How do you find the independent of x in an expansion?
How do you find the independent of x in an expansion?
Complete step by step solution: Let (r+1) be the term independent of x. Here, we are looking for a term which is independent of x, so the power of x must be 0. Now when we know that ${(r + 1)^{th}}$ term is independent and we have also calculated the value of r, then the term independent of x will be (r+1) = 2+1= 3.
Why there is no term independent of x in the binomial expansion?
Compare the x terms and equate it to x to the power of zero which is the term independent of x. Since the value of r is a fraction, there is no term in the expansion the has the coefficient of x0 (independent of x). Note: In any binomial expansion, the r value starts from 0 followed by 1,2,3… .

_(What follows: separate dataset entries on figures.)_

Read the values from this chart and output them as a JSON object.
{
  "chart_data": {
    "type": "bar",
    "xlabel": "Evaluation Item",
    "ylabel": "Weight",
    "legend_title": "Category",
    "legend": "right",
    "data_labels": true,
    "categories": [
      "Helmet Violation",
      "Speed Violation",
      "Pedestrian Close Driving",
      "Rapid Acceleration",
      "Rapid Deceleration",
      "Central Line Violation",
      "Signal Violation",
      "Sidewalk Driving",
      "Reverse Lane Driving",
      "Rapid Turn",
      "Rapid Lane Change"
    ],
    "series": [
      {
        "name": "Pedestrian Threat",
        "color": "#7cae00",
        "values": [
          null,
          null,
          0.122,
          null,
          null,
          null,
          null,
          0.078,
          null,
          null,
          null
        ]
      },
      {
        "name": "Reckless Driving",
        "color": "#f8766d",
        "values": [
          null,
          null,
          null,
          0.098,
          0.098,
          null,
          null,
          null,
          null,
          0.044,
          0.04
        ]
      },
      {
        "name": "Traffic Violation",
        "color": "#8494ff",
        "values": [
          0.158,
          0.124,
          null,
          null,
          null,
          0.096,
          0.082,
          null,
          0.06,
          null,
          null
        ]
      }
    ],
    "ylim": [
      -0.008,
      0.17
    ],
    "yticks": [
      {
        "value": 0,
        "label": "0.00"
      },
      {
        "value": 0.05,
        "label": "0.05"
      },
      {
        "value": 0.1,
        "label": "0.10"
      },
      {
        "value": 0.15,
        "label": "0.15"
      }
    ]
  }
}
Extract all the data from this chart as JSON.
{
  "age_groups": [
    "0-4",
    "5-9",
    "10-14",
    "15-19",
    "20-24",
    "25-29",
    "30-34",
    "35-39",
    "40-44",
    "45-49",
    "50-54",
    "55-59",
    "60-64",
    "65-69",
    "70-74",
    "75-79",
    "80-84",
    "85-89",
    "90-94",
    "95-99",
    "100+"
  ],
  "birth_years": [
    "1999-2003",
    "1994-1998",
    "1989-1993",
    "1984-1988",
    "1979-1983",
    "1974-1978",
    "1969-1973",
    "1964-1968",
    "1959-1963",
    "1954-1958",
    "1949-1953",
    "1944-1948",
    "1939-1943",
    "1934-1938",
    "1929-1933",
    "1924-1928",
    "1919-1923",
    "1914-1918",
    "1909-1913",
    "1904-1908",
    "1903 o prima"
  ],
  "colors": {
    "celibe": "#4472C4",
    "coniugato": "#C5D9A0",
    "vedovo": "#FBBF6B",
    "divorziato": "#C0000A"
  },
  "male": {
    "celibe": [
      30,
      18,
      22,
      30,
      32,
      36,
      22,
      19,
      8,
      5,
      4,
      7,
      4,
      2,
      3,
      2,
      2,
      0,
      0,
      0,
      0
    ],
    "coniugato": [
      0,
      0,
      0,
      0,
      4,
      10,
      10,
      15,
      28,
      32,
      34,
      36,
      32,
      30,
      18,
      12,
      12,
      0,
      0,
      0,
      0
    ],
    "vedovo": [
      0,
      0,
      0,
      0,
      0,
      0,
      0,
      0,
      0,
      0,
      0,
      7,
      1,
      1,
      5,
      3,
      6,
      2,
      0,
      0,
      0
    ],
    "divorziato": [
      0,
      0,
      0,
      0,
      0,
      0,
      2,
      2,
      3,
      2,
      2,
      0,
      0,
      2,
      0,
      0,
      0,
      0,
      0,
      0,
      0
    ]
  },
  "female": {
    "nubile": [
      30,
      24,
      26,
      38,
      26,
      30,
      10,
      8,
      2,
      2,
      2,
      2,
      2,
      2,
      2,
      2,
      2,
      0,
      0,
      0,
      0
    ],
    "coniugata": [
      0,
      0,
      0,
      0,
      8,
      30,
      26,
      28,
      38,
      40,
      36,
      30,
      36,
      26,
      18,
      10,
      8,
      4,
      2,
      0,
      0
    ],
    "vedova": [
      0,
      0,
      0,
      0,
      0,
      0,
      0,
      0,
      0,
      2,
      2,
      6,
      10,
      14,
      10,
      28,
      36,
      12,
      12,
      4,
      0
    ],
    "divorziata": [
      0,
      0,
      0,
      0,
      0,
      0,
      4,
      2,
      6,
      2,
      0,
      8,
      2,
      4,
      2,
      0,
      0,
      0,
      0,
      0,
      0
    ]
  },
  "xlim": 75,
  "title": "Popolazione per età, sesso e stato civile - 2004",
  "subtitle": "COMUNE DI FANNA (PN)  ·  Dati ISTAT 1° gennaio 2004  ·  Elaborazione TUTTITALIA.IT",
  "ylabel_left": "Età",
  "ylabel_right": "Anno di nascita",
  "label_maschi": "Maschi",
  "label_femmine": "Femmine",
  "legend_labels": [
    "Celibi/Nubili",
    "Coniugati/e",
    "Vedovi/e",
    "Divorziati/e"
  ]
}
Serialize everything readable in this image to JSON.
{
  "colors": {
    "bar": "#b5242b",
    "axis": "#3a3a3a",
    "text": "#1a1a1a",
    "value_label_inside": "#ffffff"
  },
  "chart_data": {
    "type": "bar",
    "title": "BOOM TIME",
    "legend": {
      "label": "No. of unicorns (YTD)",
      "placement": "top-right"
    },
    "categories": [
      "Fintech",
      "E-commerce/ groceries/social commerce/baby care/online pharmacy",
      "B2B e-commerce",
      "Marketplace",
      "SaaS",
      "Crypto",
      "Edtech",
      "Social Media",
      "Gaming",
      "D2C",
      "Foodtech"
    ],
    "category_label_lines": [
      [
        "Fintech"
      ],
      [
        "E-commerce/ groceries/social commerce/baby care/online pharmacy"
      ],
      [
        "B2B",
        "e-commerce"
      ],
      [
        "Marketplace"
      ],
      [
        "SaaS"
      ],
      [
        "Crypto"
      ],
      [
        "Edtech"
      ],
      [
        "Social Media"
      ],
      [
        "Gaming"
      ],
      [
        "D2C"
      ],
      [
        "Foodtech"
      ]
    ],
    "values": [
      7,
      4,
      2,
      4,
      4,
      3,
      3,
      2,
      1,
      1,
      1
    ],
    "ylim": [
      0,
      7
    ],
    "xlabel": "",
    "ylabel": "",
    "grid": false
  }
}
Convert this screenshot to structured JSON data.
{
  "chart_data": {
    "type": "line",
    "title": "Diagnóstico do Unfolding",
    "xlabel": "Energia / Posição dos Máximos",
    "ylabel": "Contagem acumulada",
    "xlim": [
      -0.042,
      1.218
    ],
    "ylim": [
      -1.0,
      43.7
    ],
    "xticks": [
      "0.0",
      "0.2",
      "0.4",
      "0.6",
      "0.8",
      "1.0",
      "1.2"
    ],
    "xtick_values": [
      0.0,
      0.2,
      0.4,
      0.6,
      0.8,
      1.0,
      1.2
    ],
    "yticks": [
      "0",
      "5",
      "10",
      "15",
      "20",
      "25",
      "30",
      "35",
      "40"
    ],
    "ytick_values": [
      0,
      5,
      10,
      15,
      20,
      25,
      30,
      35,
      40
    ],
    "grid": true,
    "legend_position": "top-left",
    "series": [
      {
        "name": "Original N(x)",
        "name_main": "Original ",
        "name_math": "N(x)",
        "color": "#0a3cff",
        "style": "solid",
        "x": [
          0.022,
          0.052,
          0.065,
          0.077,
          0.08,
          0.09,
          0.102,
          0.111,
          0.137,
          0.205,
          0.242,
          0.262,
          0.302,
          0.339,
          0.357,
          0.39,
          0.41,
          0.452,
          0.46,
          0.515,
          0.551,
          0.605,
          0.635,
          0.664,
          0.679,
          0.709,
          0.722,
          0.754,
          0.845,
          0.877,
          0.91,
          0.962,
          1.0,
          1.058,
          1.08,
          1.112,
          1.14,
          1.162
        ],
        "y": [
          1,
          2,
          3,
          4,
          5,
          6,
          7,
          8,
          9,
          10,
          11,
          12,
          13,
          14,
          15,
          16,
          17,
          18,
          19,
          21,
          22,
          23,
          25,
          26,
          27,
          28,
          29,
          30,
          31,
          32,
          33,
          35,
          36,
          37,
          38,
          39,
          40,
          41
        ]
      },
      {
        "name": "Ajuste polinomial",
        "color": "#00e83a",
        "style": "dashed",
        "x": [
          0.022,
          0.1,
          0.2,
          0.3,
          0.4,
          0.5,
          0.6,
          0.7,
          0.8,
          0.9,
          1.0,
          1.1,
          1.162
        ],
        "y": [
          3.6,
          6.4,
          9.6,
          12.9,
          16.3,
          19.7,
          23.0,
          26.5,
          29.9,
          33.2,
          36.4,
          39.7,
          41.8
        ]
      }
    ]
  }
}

What does the Independent of X mean?
The term independent of x means the term which does not contain the term/variable X. In binomial theorem these questions are usually asked like to find the term independed of x after expansion , which means to find the term which does not contain the term x and contains other terms than x ..
How do you find the independent and dependent variables?
How can you Identify Independent and Dependent Variables? The easiest way to identify which variable in your experiment is the Independent Variable (IV) and which one is the Dependent Variable (DV) is by putting both the variables in the sentence below in a way that makes sense. “The IV causes a change in the DV.
How do you find the independent variable in a research article?
The independent variable (IV) is the characteristic of a psychology experiment that is manipulated or changed by researchers, not by other variables in the experiment. For example, in an experiment looking at the effects of studying on test scores, studying would be the independent variable.
How do you find terms without expanding?
How To: Given a binomial, write a specific term without fully expanding.
- Determine the value of n according to the exponent.
- Determine (r+1).
- Determine r.
- Replace r in the formula for the ( r + 1 ) t h \displaystyle \left(r+1\right)\text{th} (r+1)th term of the binomial expansion.